Ein Beschluss der Gesamtkonferenz gemäß Satz 1 Nr. 4 und 5, an dem die Vertreterinnen und Vertreter der Schülervertretung mit beratender Stimme teilnehmen, bedarf der Zweidrittelmehrheit der anwesenden stimmberechtigten Mitglieder. Die Verhängung von Ordnungsmaßnahmen gegenüber Klassen und Gruppen als solchen ist nicht zulässig.

(3) Körperliche Züchtigung und entwürdigende Maßnahmen sind nicht zulässig.

(4) Eine Ordnungsmaßnahme gemäß Absatz 2 Satz 1 Nr. 2 Buchst. b bis Nr. 3 Buchst. b ist nur zulässig, wenn eine Schülerin oder ein Schüler durch schweres oder wiederholtes Fehlverhalten ihre oder seine Pflichten verletzt und dadurch die Erfüllung der Aufgabe der Schule oder die Rechte anderer gefährdet hat. Eine Ordnungsmaßnahme gemäß Absatz 2 Satz 1 Nr. 4 und 5 ist nur zulässig, wenn neben den Voraussetzungen des Satzes 1 das Verbleiben der Schülerin oder des Schülers in der Schule eine Gefahr für die Erziehung und Unterrichtung, die sittliche Entwicklung, die Gesundheit oder Sicherheit der Mitschülerinnen und Mitschüler befürchten lässt; eine Ordnungsmaßnahme gemäß Absatz 2 Satz 1 Nr. 5 ist darüber hinaus nur zulässig, wenn zu erwarten steht, dass auch bei einem Wechsel der Schule die gleiche Gefährdung der Mitschüler gegeben ist.
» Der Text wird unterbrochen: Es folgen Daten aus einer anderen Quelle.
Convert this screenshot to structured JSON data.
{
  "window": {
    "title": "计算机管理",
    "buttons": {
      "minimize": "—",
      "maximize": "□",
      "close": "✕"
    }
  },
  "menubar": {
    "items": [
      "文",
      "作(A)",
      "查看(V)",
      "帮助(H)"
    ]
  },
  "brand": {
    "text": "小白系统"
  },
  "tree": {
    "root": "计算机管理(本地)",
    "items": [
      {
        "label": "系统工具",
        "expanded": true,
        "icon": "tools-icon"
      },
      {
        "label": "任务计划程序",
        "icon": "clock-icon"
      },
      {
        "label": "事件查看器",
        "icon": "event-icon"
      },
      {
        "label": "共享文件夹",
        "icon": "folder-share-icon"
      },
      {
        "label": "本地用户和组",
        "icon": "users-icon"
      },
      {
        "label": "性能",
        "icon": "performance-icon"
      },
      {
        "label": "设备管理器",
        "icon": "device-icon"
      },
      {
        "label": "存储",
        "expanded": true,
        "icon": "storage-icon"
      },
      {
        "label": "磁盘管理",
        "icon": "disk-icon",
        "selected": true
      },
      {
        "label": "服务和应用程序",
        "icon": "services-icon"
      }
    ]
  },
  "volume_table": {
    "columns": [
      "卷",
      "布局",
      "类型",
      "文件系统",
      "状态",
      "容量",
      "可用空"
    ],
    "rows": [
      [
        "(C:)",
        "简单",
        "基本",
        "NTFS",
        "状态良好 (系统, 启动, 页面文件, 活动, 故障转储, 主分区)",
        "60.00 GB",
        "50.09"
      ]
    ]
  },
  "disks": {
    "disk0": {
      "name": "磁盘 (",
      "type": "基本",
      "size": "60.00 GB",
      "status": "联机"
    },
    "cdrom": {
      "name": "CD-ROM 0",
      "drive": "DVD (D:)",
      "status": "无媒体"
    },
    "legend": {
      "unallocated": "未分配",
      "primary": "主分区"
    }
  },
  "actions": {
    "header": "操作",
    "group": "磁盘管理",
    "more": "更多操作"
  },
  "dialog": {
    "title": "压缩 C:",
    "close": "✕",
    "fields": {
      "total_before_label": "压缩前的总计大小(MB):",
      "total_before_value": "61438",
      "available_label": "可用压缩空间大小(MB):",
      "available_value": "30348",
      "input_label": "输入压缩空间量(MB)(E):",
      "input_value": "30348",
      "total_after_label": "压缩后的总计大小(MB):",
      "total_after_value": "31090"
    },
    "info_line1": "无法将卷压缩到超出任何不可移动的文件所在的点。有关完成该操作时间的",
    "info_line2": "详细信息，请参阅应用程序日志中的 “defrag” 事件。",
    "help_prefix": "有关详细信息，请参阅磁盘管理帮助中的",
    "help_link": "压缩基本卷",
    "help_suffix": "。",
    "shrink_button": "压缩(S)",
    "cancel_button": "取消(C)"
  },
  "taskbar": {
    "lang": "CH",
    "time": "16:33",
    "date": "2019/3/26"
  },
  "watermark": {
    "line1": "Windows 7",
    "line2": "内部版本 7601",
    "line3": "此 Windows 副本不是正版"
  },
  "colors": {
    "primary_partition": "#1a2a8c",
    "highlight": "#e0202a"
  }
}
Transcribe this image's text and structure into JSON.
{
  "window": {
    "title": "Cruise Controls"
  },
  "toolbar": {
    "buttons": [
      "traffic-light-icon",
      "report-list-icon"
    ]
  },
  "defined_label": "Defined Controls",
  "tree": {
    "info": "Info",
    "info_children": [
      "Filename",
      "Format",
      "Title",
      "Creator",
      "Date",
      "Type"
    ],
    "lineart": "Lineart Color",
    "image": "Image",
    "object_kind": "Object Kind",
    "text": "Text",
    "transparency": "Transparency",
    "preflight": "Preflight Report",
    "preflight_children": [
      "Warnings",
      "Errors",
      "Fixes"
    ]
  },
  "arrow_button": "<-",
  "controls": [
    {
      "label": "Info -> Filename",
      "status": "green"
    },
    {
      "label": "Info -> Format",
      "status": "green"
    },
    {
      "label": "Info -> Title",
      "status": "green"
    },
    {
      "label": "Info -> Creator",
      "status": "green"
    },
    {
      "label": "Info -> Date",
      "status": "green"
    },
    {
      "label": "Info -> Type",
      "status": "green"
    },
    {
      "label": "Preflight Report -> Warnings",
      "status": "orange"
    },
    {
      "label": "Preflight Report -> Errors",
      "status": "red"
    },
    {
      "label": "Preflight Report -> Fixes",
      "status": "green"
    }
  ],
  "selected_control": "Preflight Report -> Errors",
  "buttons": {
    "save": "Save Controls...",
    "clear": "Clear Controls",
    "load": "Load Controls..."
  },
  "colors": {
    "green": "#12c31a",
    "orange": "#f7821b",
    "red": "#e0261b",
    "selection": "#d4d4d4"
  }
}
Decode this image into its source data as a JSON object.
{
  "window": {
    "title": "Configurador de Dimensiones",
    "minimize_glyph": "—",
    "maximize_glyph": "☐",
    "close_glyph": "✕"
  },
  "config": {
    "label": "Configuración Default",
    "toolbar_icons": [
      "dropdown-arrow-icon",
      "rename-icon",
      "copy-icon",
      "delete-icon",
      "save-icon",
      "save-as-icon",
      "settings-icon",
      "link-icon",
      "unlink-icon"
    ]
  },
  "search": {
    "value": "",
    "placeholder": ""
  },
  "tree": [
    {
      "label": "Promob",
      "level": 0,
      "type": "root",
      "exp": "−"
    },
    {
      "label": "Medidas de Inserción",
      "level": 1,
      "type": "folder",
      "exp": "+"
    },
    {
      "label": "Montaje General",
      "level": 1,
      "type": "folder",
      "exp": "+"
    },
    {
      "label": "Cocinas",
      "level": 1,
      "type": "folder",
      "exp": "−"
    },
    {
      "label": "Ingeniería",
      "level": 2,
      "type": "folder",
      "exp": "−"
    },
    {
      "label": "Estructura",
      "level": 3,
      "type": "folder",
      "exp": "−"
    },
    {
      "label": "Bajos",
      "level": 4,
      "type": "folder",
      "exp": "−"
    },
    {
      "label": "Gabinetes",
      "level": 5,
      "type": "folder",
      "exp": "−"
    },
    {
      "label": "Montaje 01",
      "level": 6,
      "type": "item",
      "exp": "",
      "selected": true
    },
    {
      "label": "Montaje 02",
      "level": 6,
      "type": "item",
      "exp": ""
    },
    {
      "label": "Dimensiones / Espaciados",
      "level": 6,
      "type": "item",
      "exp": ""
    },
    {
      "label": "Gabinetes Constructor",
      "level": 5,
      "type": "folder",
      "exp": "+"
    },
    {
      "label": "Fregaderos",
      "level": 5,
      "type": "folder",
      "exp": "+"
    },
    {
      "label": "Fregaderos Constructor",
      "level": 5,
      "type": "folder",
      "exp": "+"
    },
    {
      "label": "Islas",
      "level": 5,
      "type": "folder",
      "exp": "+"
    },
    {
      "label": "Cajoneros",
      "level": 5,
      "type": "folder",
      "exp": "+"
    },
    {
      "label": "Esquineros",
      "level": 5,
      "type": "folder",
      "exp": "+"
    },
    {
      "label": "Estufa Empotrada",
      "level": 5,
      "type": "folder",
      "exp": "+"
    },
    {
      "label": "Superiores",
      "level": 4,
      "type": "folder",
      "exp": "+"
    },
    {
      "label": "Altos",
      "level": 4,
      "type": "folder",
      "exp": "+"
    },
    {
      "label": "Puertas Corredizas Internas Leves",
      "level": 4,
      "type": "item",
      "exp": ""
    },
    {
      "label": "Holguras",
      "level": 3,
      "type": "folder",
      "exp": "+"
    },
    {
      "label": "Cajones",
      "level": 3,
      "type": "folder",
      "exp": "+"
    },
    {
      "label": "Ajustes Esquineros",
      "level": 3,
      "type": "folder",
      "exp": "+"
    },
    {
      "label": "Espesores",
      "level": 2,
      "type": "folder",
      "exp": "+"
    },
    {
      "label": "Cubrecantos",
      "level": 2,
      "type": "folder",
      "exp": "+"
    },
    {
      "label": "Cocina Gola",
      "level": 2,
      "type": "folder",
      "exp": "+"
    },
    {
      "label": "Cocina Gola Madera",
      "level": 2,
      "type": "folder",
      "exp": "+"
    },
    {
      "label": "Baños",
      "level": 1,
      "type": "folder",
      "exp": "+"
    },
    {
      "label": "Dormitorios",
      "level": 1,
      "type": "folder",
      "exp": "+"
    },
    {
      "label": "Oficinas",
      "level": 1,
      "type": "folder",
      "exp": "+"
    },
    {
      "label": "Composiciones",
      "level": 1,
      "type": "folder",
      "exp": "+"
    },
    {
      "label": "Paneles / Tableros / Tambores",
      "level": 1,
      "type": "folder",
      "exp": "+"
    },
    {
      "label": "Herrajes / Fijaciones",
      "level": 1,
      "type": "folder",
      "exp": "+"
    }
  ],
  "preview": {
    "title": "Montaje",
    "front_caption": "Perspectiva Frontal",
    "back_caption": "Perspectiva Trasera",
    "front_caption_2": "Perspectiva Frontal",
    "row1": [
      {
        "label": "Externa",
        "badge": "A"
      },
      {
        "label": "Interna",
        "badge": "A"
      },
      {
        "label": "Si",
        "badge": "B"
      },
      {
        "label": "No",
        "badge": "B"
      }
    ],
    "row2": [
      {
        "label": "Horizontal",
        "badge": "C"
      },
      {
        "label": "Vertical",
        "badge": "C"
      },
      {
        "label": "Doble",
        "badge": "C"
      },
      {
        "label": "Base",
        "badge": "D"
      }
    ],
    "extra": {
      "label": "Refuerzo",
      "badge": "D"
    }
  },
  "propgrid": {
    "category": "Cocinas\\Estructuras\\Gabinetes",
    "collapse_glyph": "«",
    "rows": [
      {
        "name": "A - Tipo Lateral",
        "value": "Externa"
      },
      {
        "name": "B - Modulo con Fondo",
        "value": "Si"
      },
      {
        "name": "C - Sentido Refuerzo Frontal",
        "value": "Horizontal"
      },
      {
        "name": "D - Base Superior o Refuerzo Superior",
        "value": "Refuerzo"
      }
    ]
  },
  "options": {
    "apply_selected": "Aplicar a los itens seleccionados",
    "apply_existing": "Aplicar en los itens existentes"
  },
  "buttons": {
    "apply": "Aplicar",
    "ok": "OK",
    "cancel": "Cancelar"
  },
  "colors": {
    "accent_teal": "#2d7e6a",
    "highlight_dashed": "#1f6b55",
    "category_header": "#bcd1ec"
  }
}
(5) Vor der Entscheidung über eine Ordnungsmaßnahme ist der Schülerin oder dem Schüler, vor Ordnungsmaßnahmen gemäß Absatz 2 Satz 1 Nr. 2 bis 5 auch den Erziehungsberechtigten Gelegenheit zur Äußerung vor der für die Entscheidung zuständigen Stelle zu geben. Die Schülerin oder der Schüler und die Erziehungsberechtigten können eine Schülerin oder einen Schüler oder eine Lehrkraft ihres Vertrauens hinzuziehen.

(6) Die Schulleiterin oder der Schulleiter kann in dringenden Fällen einer Schülerin oder einem Schüler vorläufig den Schulbesuch untersagen, wenn deren oder dessen Verhalten den Ausschluss aus der Schule durch die Gesamtkonferenz erwarten lässt. Die Schulleiterin oder der Schulleiter hat die Entscheidung der Gesamtkonferenz unverzüglich herbeizuführen.

(7) Eine Ordnungsmaßnahme ist den Erziehungsberechtigten und dem für die Berufsausbildung der Schülerin oder des Schülers Mitverantwortlichen, eine Entscheidung gemäß Absatz 2 Satz 1 Nr. 4 und 5 darüber hinaus dem Jugendamt und der Schulaufsichtsbehörde unter Angabe der Gründe unverzüglich schriftlich mitzuteilen.

(8) Widerspruch und Anfechtungsklage gegen eine Ordnungsmaßnahme haben keine aufschiebende Wirkung.